CAPPS, EDWARD (1866—), American classical scholar, was born at Jacksonville, Ill., Dec. 21 1866. He was educated at Illinois College (A.B. 1887) and Yale (Ph.D. 1891). In 1890 he was appointed tutor at Yale. In 1892 he joined the faculty of the newly-founded university of Chicago as professor of Greek language and literature, remaining such until 1907. In 1903 he was special lecturer at Harvard, and during the next two years studied at Athens and Halle. During 1906–7 he was managing editor of Classical Philology, in 1907 was elected president of the Classical Association of the Middle West and South, and the same year was called to Princeton as professor of classics. In 1914 he was elected president of the American Philological Association, and in 1917 was Turnbull lecturer on poetry at Johns Hopkins.
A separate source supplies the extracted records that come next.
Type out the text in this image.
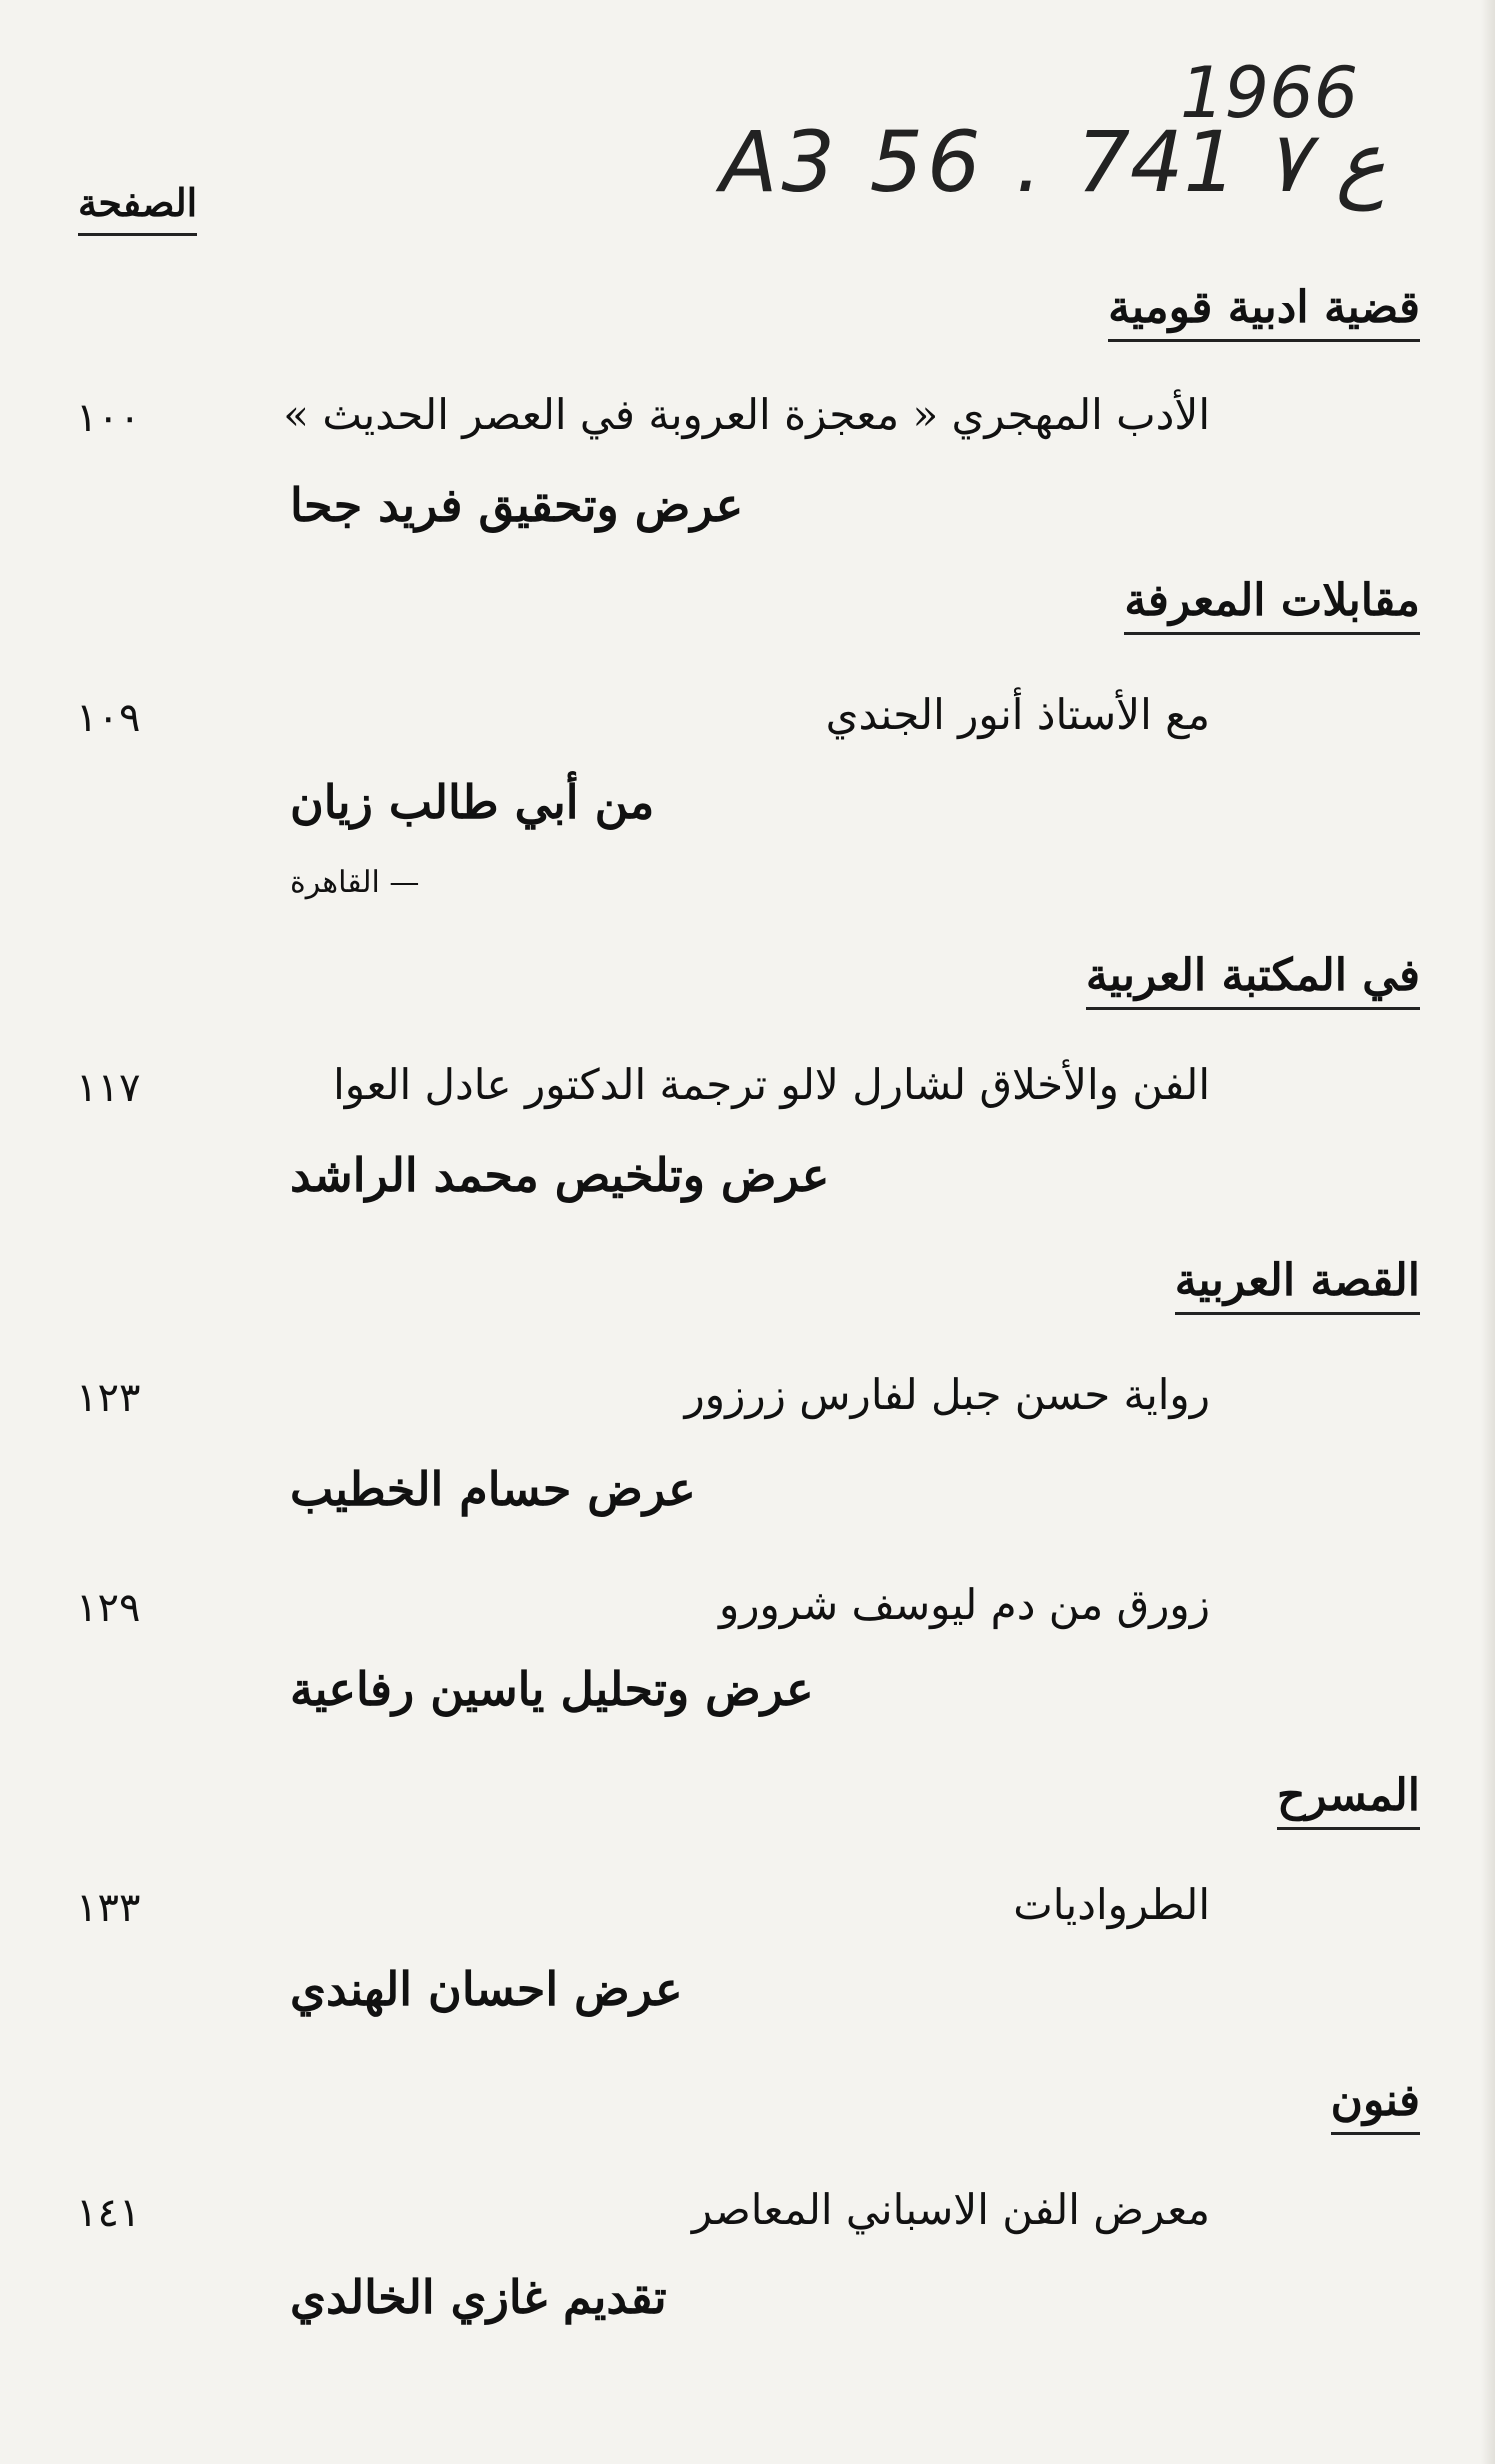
1966
A3 56 . ع ٧ 741
الصفحة
قضية ادبية قومية
الأدب المهجري « معجزة العروبة في العصر الحديث »
١٠٠
عرض وتحقيق فريد جحا
مقابلات المعرفة
مع الأستاذ أنور الجندي
١٠٩
من أبي طالب زيان
— القاهرة
في المكتبة العربية
الفن والأخلاق لشارل لالو ترجمة الدكتور عادل العوا
١١٧
عرض وتلخيص محمد الراشد
القصة العربية
رواية حسن جبل لفارس زرزور
١٢٣
عرض حسام الخطيب
زورق من دم ليوسف شرورو
١٢٩
عرض وتحليل ياسين رفاعية
المسرح
الطرواديات
١٣٣
عرض احسان الهندي
فنون
معرض الفن الاسباني المعاصر
١٤١
تقديم غازي الخالدي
In 1918 he was appointed head of the American Red Cross commission to Greece with the rank of colonel. In 1920 he was appointed minister to Greece, resigning in March 1921 and returning to Princeton. A leading authority on the Greek theatre, he contributed much to philological journals.

His works include The Stage in the Greek Theatre (1891); From Homer to Theocritus (1901); The Introduction of Comedy into the City Dionysia: a Chronological Study in Greek Literary History (1903) and Four Plays of Menander (1910). He was editor-in-chief of the University of Chicago Decennial Publications, 29 volumes.